Sobre o jardim deste mundo, que no princípio pode ter sido apresentado como paraíso (cf. Gn 2), parece que só pode florescer a árvore da morte. O novo Adão jardineiro seria no fundo um guardião de cadáveres, um coveiro. Ela, Maria, parece aceitar esse destino, mas quer o cadáver de seu amigo morto. Não quer que o manipulem, não quer que o escondam. Alguns disseram que está louca, mas está como os grandes amantes da história: como Joana, rainha de Castela, que seguia chorando pelos campos, e seguindo em luto o cortejo do marido morto; como tantos homens e mulheres que recordam a seu amado e se fixam para sempre em atitude de pranto. Precisa do cadáver: não quer que o ocultem, que o escondam para que tudo continue como estava.
Estamos em um mundo que deseja esconder seus cadáveres... Enterrá-los, afastá-los, negá-los: que ninguém se recorde deles, que ninguém saiba que nós (os ricos, os favorecidos) vivemos sobre os cadáveres de milhares de milhões de “crucificados”, mortos e enterrados (sem que ninguém recorde seu cadáver).
Precisamos esconder os cadáveres, jogar sobre eles mais terra, uma pedra maior, para assim “lavar” nossas mãos e ficar tranquilos. Pois bem, contra isso, Madalena precisa chorar pelo amigo morto, manter a lembrança de seu cadáver. Este é um amor que dura, um amor que mantém a lembrança, que não quer esquecer os amigos mortos.
Humanamente falando, o gesto de Madalena parece uma loucura: não é permitido pegar um cadáver do sepulcro e o levar para casa ou colocá-lo na praça, para que todos vejam aquele que mataram. Não é possível manter dessa maneira a lembrança de um morto... A história dos vencedores avança sobre o esquecimento dos assassinados (para os quais se pode erguer um belo sepulcro para os esquecer melhor).
Não é possível deter a morte, mas muitos desejaram isso, de diferentes maneiras, sempre para esquecer melhor, para tornar os mortos um lembrete de nosso próprio poder.

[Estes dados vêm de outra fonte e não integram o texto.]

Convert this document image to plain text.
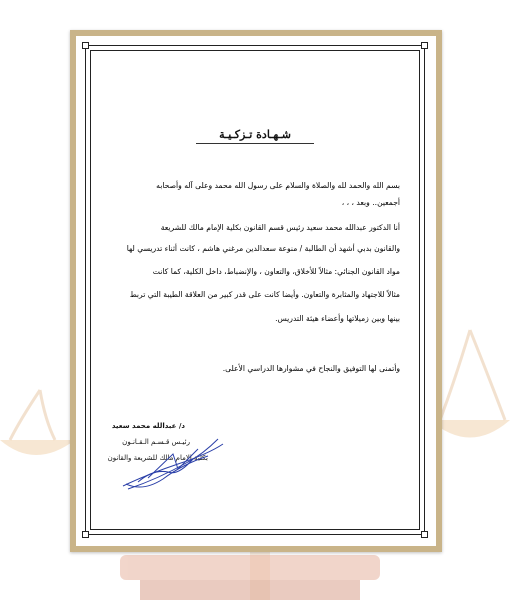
شـهـادة تـزكـيـة
بسم الله والحمد لله والصلاة والسلام على رسول الله محمد وعلى آله وأصحابه
أجمعين.. وبعد ، ، ،
أنا الدكتور عبدالله محمد سعيد رئيس قسم القانون بكلية الإمام مالك للشريعة
والقانون بدبي أشهد أن الطالبة / منوعة سعدالدين مرغني هاشم ، كانت أثناء تدريسي لها
مواد القانون الجنائي: مثالاً للأخلاق، والتعاون ، والإنضباط، داخل الكلية، كما كانت
مثالاً للاجتهاد والمثابرة والتعاون. وأيضا كانت على قدر كبير من العلاقة الطيبة التي تربط
بينها وبين زميلاتها وأعضاء هيئة التدريس.
وأتمنى لها التوفيق والنجاح في مشوارها الدراسي الأعلى.
د/ عبدالله محمد سعيد
رئيـس قـسـم الـقـانـون
بكلية الإمام مالك للشريعة والقانون
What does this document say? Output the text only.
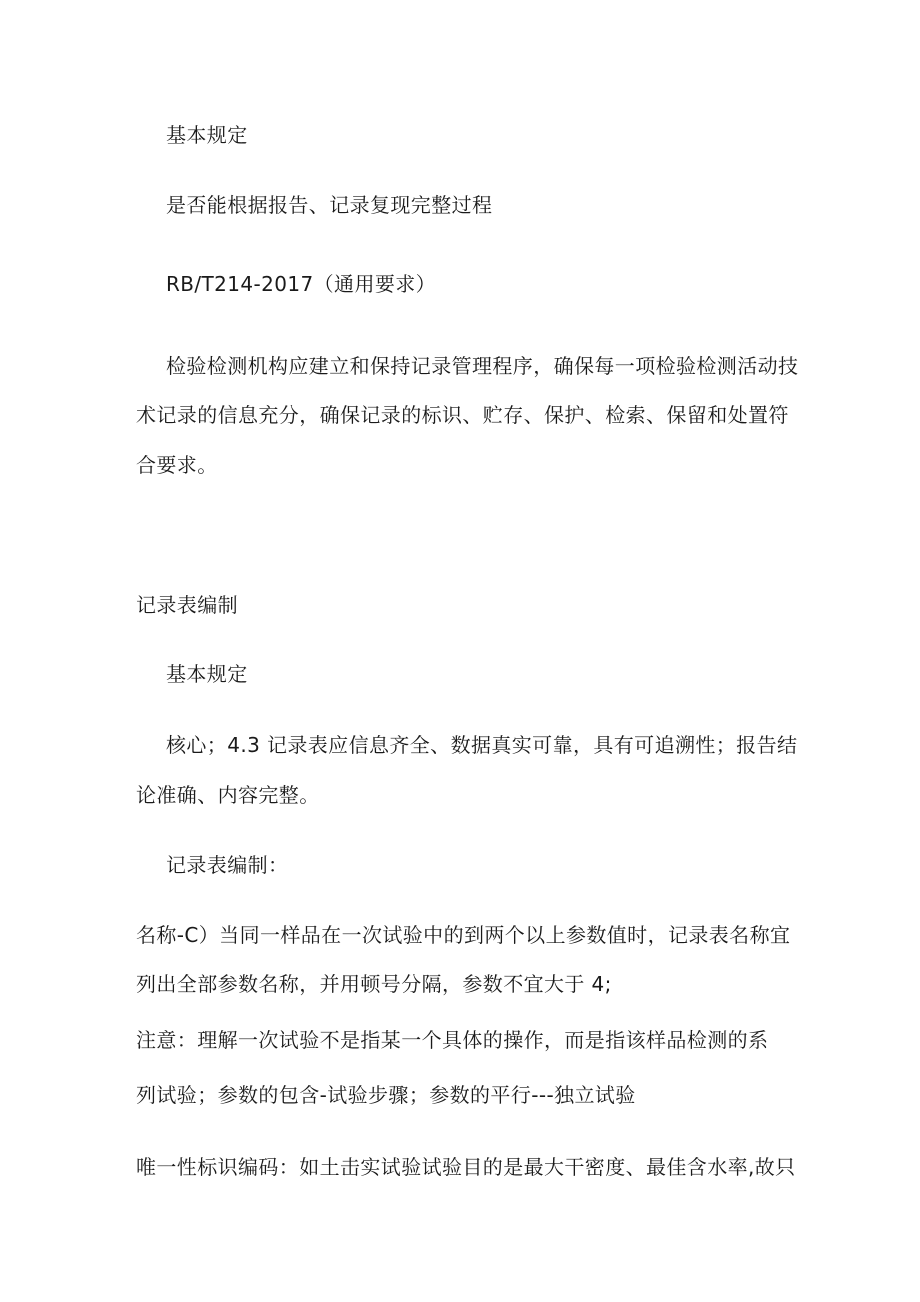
基本规定
是否能根据报告、记录复现完整过程
RB/T214-2017（通用要求）
检验检测机构应建立和保持记录管理程序，确保每一项检验检测活动技
术记录的信息充分，确保记录的标识、贮存、保护、检索、保留和处置符
合要求。
记录表编制
基本规定
核心；4.3 记录表应信息齐全、数据真实可靠，具有可追溯性；报告结
论准确、内容完整。
记录表编制：
名称-C）当同一样品在一次试验中的到两个以上参数值时，记录表名称宜
列出全部参数名称，并用顿号分隔，参数不宜大于 4;
注意：理解一次试验不是指某一个具体的操作，而是指该样品检测的系
列试验；参数的包含-试验步骤；参数的平行---独立试验
唯一性标识编码：如土击实试验试验目的是最大干密度、最佳含水率,故只
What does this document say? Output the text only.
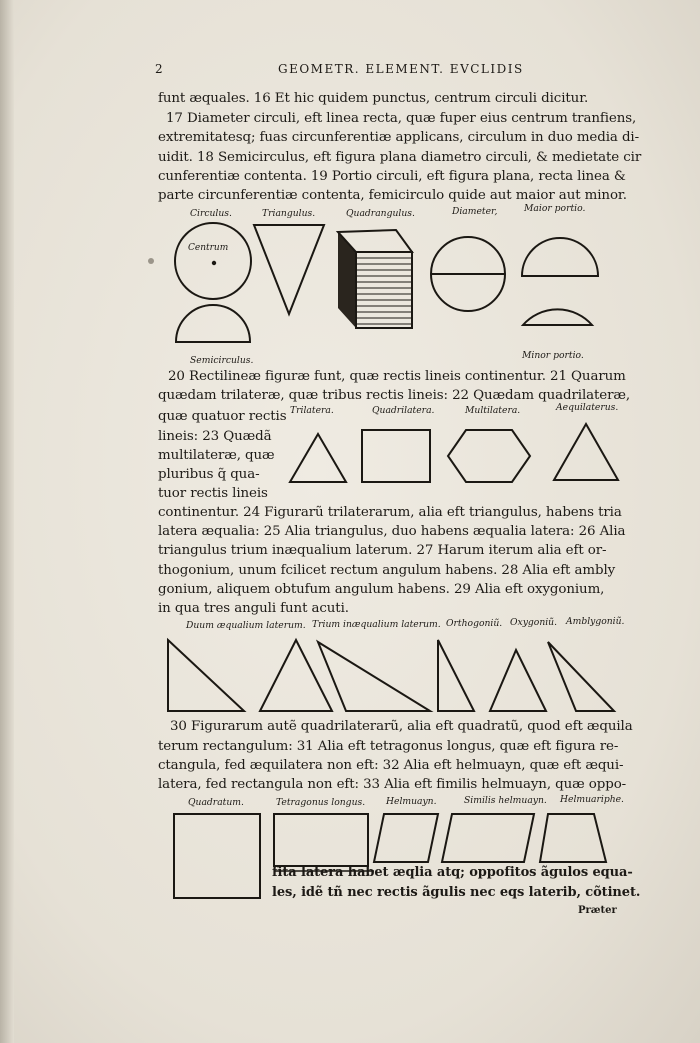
2	GEOMETR. ELEMENT. EVCLIDIS
funt æquales. 16 Et hic quidem punctus, centrum circuli dicitur.
17 Diameter circuli, eft linea recta, quæ fuper eius centrum tranfiens,
extremitatesq; fuas circunferentiæ applicans, circulum in duo media di-
uidit. 18 Semicirculus, eft figura plana diametro circuli, & medietate cir
cunferentiæ contenta. 19 Portio circuli, eft figura plana, recta linea &
parte circunferentiæ contenta, femicirculo quide aut maior aut minor.
Circulus.	Triangulus.	Quadrangulus.	Diameter,	Maior portio.
Centrum
Semicirculus.	Minor portio.
20 Rectilineæ figuræ funt, quæ rectis lineis continentur. 21 Quarum
quædam trilateræ, quæ tribus rectis lineis: 22 Quædam quadrilateræ,
quæ quatuor rectis
lineis: 23 Quædã
multilateræ, quæ
pluribus q̃ qua-
tuor rectis lineis
Trilatera.	Quadrilatera.	Multilatera.	Aequilaterus.
continentur. 24 Figurarũ trilaterarum, alia eft triangulus, habens tria
latera æqualia: 25 Alia triangulus, duo habens æqualia latera: 26 Alia
triangulus trium inæqualium laterum. 27 Harum iterum alia eft or-
thogonium, unum fcilicet rectum angulum habens. 28 Alia eft ambly
gonium, aliquem obtufum angulum habens. 29 Alia eft oxygonium,
in qua tres anguli funt acuti.
Duum æqualium laterum. Trium inæqualium laterum. Orthogoniũ. Oxygoniũ. Amblygoniũ.
30 Figurarum autẽ quadrilaterarũ, alia eft quadratũ, quod eft æquila
terum rectangulum: 31 Alia eft tetragonus longus, quæ eft figura re-
ctangula, fed æquilatera non eft: 32 Alia eft helmuayn, quæ eft æqui-
latera, fed rectangula non eft: 33 Alia eft fimilis helmuayn, quæ oppo-
Quadratum.	Tetragonus longus. Helmuayn.	Similis helmuayn. Helmuariphe.
fita latera habet æqlia atq; oppofitos ãgulos equa-
les, idẽ tñ nec rectis ãgulis nec eqs laterib, cõtinet.
Præter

Nessa linha, os faraós do Egito e outros grandes magnatas da história desejaram guardar seu cadáver ou o cadáver de seus familiares em imensas pirâmides, para assim se mostrar superiores e se impor ao restante dos homens. Sobre o túmulo dos grandes heróis mortos são edificados impérios...
Mas, esta mulher não deseja construir uma pirâmide, não tenta manter o controle sobre os outros por meio da morte. Ela pretende algo mais simples e mais profundo: conservar o amor ao seu amigo morto, manter a memória de sua vida. Por isso, precisa de seu cadáver, para chorar por ele, para sentir o poder da morte e para continuar depois sua vida (a forma de vida do morto). Não quer se impor sobre ninguém, basta-lhe amar, mas precisa do sinal de seu amado morto, seu cadáver.
Podemos dizer que Maria está louca, mas louca de amor, louca em favor da vida. Só onde alguém ama Jesus, torna-se possível a experiência da páscoa. Certamente, Jesus estava vivo e verdadeiro no interior desta mulher. Contudo, a verdade que ela tem e deseja guardar (um cadáver) irá se revelar como fonte e princípio de revelação muito mais profunda. Ela terá a Jesus de outra maneira.
Já se encontraram de algum modo. O jardineiro perguntou, ela lhe disse seu amor, no jardim da morte, ao lado do túmulo vazio. Mas, o encontro verdadeiro começa quando o jardineiro, Senhor do novo horto da Vida, toma a palavra e chama a mulher pelo seu nome:
“- Jesus disse: Maria!
- Ela se virou e disse em hebraico: Rabuni! (Mestre!).
- Jesus disse: Não me toque mais, porque ainda não subi ao Pai. Vai dizer aos meus irmãos: ‘Subo para junto de meu Pai, que é Pai de vocês, do meu Deus, que é o Deus de vocês.
- Maria Madalena foi e anunciou aos discípulos: ‘Eu vi o Senhor e me disse estas coisas!’” (Jo 20, 16-20).
Maria buscava o amigo na morte, ou seja, ao final de um caminho que havia começado no jardim do paraíso: não restava árvore da vida, só havia um tronco seco de morte. Buscava ali o amor de um morto, mas Jesus lhe respondeu oferecendo a vida e o amor daquele que está vivo, chamando-a por seu nome: Maria. Desta forma, no gesto de conversão pessoal, culminou a experiência da páscoa.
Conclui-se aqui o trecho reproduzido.